When I look at how people are using the net, I see a spectrum...

At the low end, there are users who browse, and maybe post stuff to sites like flickr or youtube or wikipedia. When I hang out with these people, I'm struck by them being often quite smart, savvy, capable (and young), and wasting a lot of their time and inginuity fitting what they want to do into these narrow and (mostly) corporate-controlled and censored channels. And being limited by it in ways that they're not fully aware of. If you're in this group, please, please consider finding a way up the spectrum.

At the high end are tecchies like me, we have at least one and often multiple servers, sometimes even in different countries/continents. We can write and run our own software with full control. This excellent advogato article calls it the "sovereign" level. We're not exactly kings when you look at who controls things from DNS to the internet backbone, but we're as close as it's practical to be without running your own wires. And we're statistically vanishingly few these days.

So the middle is more and more interesting. For one thing, being king is expensive. So some of us move down a level, to virtual servers with xen or the like. Maybe we can't build our own kernel on our server anymore, but we don't have to worry about maintaining spinning disks and fans. And some people move up to this level too. One path is learning about running linux on a personal machine and then using an easy and cheap provider like slicehost. But still, users at this level are rare.

The other interesting level (and the one I've not explored much myself) is a step up from the low end, where you have some form of inexpensive shared hosting, but can at least run your own code. This level seems quite a mess, there is no standardisation, everything has to be set up by hand, unless you use prepackaged control panel type things that probably take away most of the empowerment available at this level. A lot of people reach this level, but it's still fractions of a percent.
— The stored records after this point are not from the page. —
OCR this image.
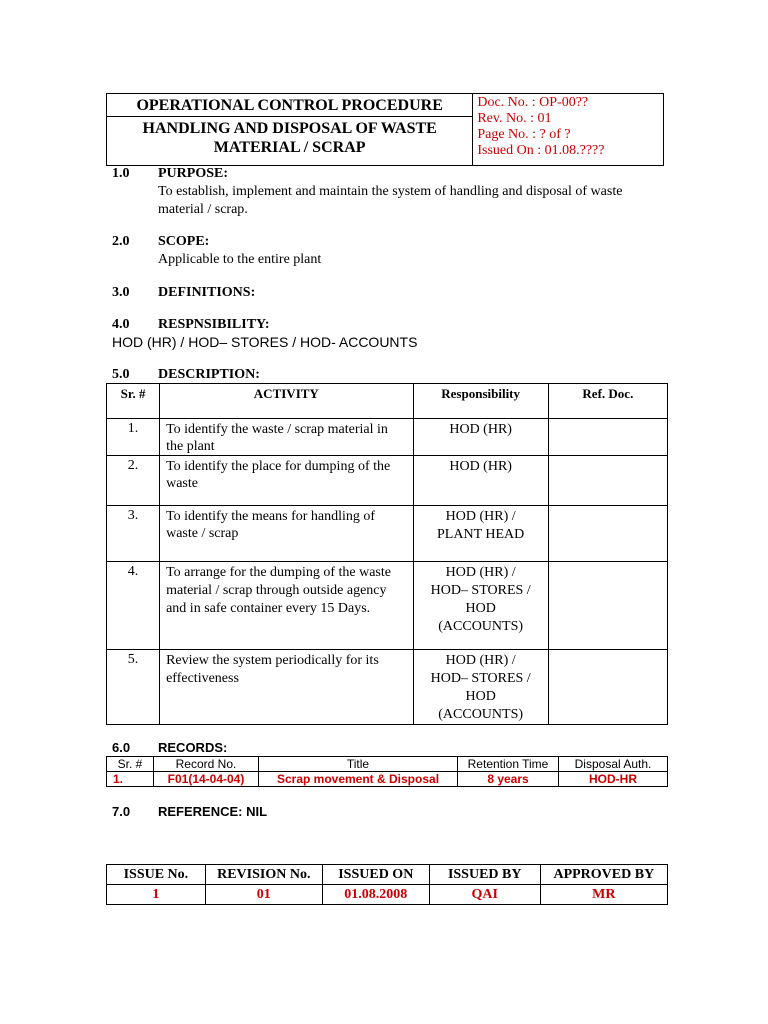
OPERATIONAL CONTROL PROCEDURE	Doc. No. : OP-00??
Rev. No. : 01
Page No. : ? of ?
Issued On : 01.08.????

HANDLING AND DISPOSAL OF WASTE
MATERIAL / SCRAP
1.0 PURPOSE:
To establish, implement and maintain the system of handling and disposal of waste material / scrap.
2.0 SCOPE:
Applicable to the entire plant
3.0 DEFINITIONS:
4.0 RESPNSIBILITY:
HOD (HR) / HOD– STORES / HOD- ACCOUNTS
5.0 DESCRIPTION:
Sr. #	ACTIVITY	Responsibility	Ref. Doc.
1.	To identify the waste / scrap material in the plant	HOD (HR)	
2.	To identify the place for dumping of the waste	HOD (HR)	
3.	To identify the means for handling of waste / scrap	HOD (HR) / PLANT HEAD	
4.	To arrange for the dumping of the waste material / scrap through outside agency and in safe container every 15 Days.	HOD (HR) / HOD– STORES / HOD (ACCOUNTS)	
5.	Review the system periodically for its effectiveness	HOD (HR) / HOD– STORES / HOD (ACCOUNTS)	
6.0 RECORDS:
Sr. #	Record No.	Title	Retention Time	Disposal Auth.
1.	F01(14-04-04)	Scrap movement & Disposal	8 years	HOD-HR
7.0 REFERENCE: NIL
ISSUE No.	REVISION No.	ISSUED ON	ISSUED BY	APPROVED BY
1	01	01.08.2008	QAI	MR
So there seems quite a hump up from the lowest end of the empowerment spectrum to using shared hosting. How to encourage people over that hump is an interesting problem.
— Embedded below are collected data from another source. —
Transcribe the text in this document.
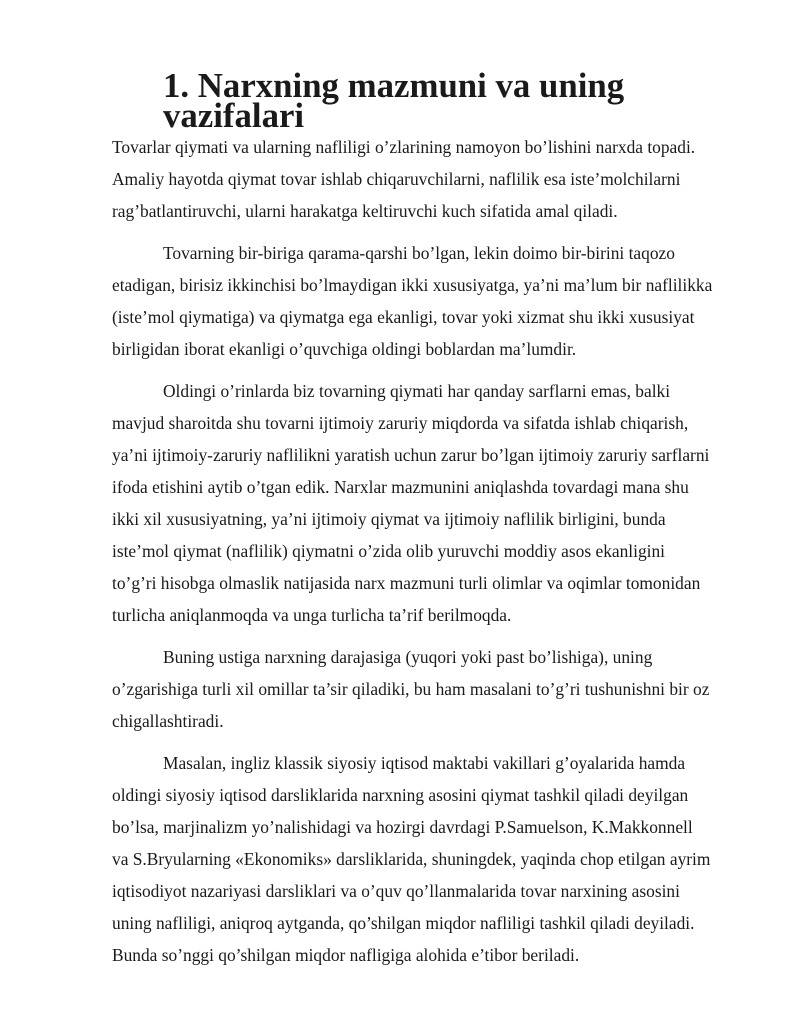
1. Narxning mazmuni va uning vazifalari

Tovarlar qiymati va ularning nafliligi o’zlarining namoyon bo’lishini narxda topadi.
Amaliy hayotda qiymat tovar ishlab chiqaruvchilarni, naflilik esa iste’molchilarni
rag’batlantiruvchi, ularni harakatga keltiruvchi kuch sifatida amal qiladi.

Tovarning bir-biriga qarama-qarshi bo’lgan, lekin doimo bir-birini taqozo
etadigan, birisiz ikkinchisi bo’lmaydigan ikki xususiyatga, ya’ni ma’lum bir naflilikka
(iste’mol qiymatiga) va qiymatga ega ekanligi, tovar yoki xizmat shu ikki xususiyat
birligidan iborat ekanligi o’quvchiga oldingi boblardan ma’lumdir.

Oldingi o’rinlarda biz tovarning qiymati har qanday sarflarni emas, balki
mavjud sharoitda shu tovarni ijtimoiy zaruriy miqdorda va sifatda ishlab chiqarish,
ya’ni ijtimoiy-zaruriy naflilikni yaratish uchun zarur bo’lgan ijtimoiy zaruriy sarflarni
ifoda etishini aytib o’tgan edik. Narxlar mazmunini aniqlashda tovardagi mana shu
ikki xil xususiyatning, ya’ni ijtimoiy qiymat va ijtimoiy naflilik birligini, bunda
iste’mol qiymat (naflilik) qiymatni o’zida olib yuruvchi moddiy asos ekanligini
to’g’ri hisobga olmaslik natijasida narx mazmuni turli olimlar va oqimlar tomonidan
turlicha aniqlanmoqda va unga turlicha ta’rif berilmoqda.

Buning ustiga narxning darajasiga (yuqori yoki past bo’lishiga), uning
o’zgarishiga turli xil omillar ta’sir qiladiki, bu ham masalani to’g’ri tushunishni bir oz
chigallashtiradi.

Masalan, ingliz klassik siyosiy iqtisod maktabi vakillari g’oyalarida hamda
oldingi siyosiy iqtisod darsliklarida narxning asosini qiymat tashkil qiladi deyilgan
bo’lsa, marjinalizm yo’nalishidagi va hozirgi davrdagi P.Samuelson, K.Makkonnell
va S.Bryularning «Ekonomiks» darsliklarida, shuningdek, yaqinda chop etilgan ayrim
iqtisodiyot nazariyasi darsliklari va o’quv qo’llanmalarida tovar narxining asosini
uning nafliligi, aniqroq aytganda, qo’shilgan miqdor nafliligi tashkil qiladi deyiladi.
Bunda so’nggi qo’shilgan miqdor nafligiga alohida e’tibor beriladi.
I've been playing with using some power tools from the top, sovereign level down in these murky shared hosting depths. Decided to see what kind of stuff I could accomplish for $5. Although it ended up costing only 2 cents for hosting so far.

Amazon and google's hosting servives look interesting, but need things to be designed explcitly for them. And those companies are too big already. NearlyFreeSpeech.net is more flexible, funky, and has a cheap pay-as-you-go pricing that's ideal for little things that will only use a few dollars of bandwidth.

So, I got ikiwiki working there (and documented how), along with a git backend, so my wiki's sources can be cloned to elsewhere for backups and development.

Some things I hope to do later include:

  • Allowing ikiwiki aggregation to be kicked off via the web. There's no cron jobs on these systems so you have to use something like webcron. (Which I dreamed up last night, but am happy to see someone else already implemented.)
  • Implementing Madduck's idea to trigger ikiwiki mirrors via the web. So you can set up a cluster of mirrored wikis on disparate shared hosting.
  • Using Amazon s3 to store wiki pages and handle file serving.